New Delhi (Mizzima) - Burmese democracy icon Aung San Suu Kyi’s conviction today sparked an international outcry, leading to British Prime Minister Gordon Brown to call for an ‘Arms Embargo’ on military-ruled Burma.

Hours after the court’s decision to hand down an-18 month suspended sentence to Aung San Suu Kyi, Gordon Brown issued a statement, condemning the court and the junta for their decision and urging the United Nations Security Council to impose an arms embargo on the country.

“I am both saddened and angry at the verdict today, on August 11, following the sham trial of Aung San Suu Kyi,” the British Prime Minister said in the statement. Brown said, the United Kingdom had made its stand clear that it would respond positively to any progress made towards democratization in Burma, but the junta on Tuesday explicitly rejected that course. “The international community must take action,” he emphasized.

He also said, that the European Union had agreed to “impose tough new sanctions targeting the economic interests of the regime”.

The British Prime Minister added that the Security Council must “now respond resolutely and impose a worldwide ban on the sale of arms to the regime”.

The court on Tuesday handed down an 18-month suspended sentence, implying that Aung San Suu Kyi and her two live-in party mates would be taken back to their lakeside home in University Avenue and kept under restrictions.

However, her lawyer said, she could have a television and read newspapers and also request for permission to receive guests.

Even as the court announced its verdict of a three-year sentence with hard labour for Aung San Suu Kyi and her two friends, the junta’s military Supremo Snr Gen in an order, commuted the term to an 18-month suspended sentence.

But critics said the move is not a concession, but a new tactic deployed by the junta to ease international pressure, while assuring that Aung San Suu Kyi effectively remains out of the scene for the planned 2010 elections.

“So long as Aung San Suu Kyi and all those political opponents imprisoned in Burma, remain in detention and are prevented from playing their full part in the political process, the proposed elections in 2010, will have no credibility or legitimacy,” Brown said.

Echoing the voice of the British Prime Minister, the European Parliamentary Caucus on Burma (EPCB), said the international community should do more for Burma and called on the UN Security Council to impose an arms embargo on the regime.
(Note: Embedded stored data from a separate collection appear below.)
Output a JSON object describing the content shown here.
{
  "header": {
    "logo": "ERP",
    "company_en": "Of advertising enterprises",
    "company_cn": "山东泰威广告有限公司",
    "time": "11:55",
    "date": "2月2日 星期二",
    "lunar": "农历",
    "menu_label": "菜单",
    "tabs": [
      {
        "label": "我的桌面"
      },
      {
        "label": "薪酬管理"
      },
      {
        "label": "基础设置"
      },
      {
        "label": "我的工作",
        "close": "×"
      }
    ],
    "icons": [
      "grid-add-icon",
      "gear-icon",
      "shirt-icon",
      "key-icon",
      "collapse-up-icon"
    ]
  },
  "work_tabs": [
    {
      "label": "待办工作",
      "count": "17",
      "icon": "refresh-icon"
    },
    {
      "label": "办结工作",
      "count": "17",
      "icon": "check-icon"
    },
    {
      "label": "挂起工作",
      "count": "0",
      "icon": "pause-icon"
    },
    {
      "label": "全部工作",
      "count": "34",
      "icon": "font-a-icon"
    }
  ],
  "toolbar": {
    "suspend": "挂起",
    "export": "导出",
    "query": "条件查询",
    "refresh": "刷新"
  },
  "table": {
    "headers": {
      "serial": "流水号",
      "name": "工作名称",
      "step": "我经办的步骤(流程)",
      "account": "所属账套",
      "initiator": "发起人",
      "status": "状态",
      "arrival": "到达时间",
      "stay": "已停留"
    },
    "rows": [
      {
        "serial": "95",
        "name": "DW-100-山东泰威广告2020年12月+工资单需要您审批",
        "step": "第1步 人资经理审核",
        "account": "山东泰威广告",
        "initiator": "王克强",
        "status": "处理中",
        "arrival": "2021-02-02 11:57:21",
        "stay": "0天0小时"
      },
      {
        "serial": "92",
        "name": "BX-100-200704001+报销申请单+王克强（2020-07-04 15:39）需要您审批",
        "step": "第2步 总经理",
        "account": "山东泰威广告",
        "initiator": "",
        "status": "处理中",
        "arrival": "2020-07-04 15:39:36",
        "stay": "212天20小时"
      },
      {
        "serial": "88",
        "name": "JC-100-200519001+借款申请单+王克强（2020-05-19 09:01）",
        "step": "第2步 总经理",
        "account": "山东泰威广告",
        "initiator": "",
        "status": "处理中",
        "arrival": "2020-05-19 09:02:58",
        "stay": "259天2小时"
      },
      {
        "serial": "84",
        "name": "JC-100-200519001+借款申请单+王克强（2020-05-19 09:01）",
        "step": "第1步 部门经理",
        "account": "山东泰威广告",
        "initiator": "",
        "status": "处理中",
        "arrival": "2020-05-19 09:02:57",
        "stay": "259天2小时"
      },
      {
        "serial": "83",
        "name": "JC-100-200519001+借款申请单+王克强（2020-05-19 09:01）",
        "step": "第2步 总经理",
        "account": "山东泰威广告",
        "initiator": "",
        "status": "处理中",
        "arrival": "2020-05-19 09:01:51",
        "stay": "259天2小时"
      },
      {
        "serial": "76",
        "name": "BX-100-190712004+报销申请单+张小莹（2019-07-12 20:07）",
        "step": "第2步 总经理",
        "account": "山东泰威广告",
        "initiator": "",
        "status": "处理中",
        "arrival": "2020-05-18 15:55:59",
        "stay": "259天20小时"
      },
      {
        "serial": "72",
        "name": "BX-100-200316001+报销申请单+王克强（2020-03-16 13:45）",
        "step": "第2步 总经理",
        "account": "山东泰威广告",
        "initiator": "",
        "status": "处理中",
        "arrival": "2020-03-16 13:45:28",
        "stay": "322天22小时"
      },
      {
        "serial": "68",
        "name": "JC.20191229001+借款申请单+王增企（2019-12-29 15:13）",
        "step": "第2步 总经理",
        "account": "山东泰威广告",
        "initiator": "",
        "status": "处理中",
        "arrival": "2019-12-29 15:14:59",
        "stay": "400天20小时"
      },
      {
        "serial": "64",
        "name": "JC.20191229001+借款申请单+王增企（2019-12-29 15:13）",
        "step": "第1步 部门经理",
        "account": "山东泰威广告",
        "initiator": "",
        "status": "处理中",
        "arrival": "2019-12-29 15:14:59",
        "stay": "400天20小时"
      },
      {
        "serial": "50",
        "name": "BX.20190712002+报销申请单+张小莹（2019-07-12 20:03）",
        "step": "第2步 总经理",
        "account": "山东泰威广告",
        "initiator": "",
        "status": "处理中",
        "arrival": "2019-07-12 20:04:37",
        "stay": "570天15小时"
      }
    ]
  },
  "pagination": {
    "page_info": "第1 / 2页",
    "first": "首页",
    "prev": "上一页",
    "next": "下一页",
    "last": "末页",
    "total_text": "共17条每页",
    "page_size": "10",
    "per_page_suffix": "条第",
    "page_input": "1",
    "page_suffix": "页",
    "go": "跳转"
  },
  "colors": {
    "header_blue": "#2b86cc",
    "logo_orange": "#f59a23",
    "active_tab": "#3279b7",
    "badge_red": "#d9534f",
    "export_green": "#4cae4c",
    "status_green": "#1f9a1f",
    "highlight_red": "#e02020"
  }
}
The EPCB, in their statement released hours following the verdict of Aung San Suu Kyi in Rangoon, further called on the UNSC to set up a commission of inquiry into crimes against humanity being committed against ethnic minorities in Eastern Burma.

Continuing Legal Fight

Nyan Win, Aung San Suu Kyi’s lawyer and her party’s spokesperson, said he was unhappy with the court’s decision and would continue taking legal steps. “We will continue with the legal procedures and follow up on the case. I will be meeting Aung San Suu Kyi in a few days from now and we will discuss what can be done next,” Nyan Win told Mizzima on Tuesday.

He, however, did not explain whether they would appeal against the Insein Prison Court’s decision to a higher court.

Meanwhile, Aung San Suu Kyi’s international counsel in the United States, Jared Genser had filed a petition to the UN Working Group on Arbitrary Detention (UNWGAD) on behalf of Aung San Suu Kyi under its “urgent action” process.

The UNWGAD, on five prior occasions, has found that Aung San Suu Kyi’s various terms of house arrest were in contravention of international law and in violation of Burmese law as well.

Genser said, “The Burmese junta’s extension of Aung San Suu Kyi’s detention in clear violation of their own laws comes as no surprise.”

He said, for over 40 years, the junta has shown little regard for Burmese or international law. The junta remains deeply concerned about Aung San Suu Kyi’s popularity, especially, leading up to the 2010 ‘election’ by which the junta hopes to legitimize its rule.

“The outcome of this trial has never been in doubt. The real question is how the international community will react – will it do more than simply condemn this latest injustice?” Genser enquired.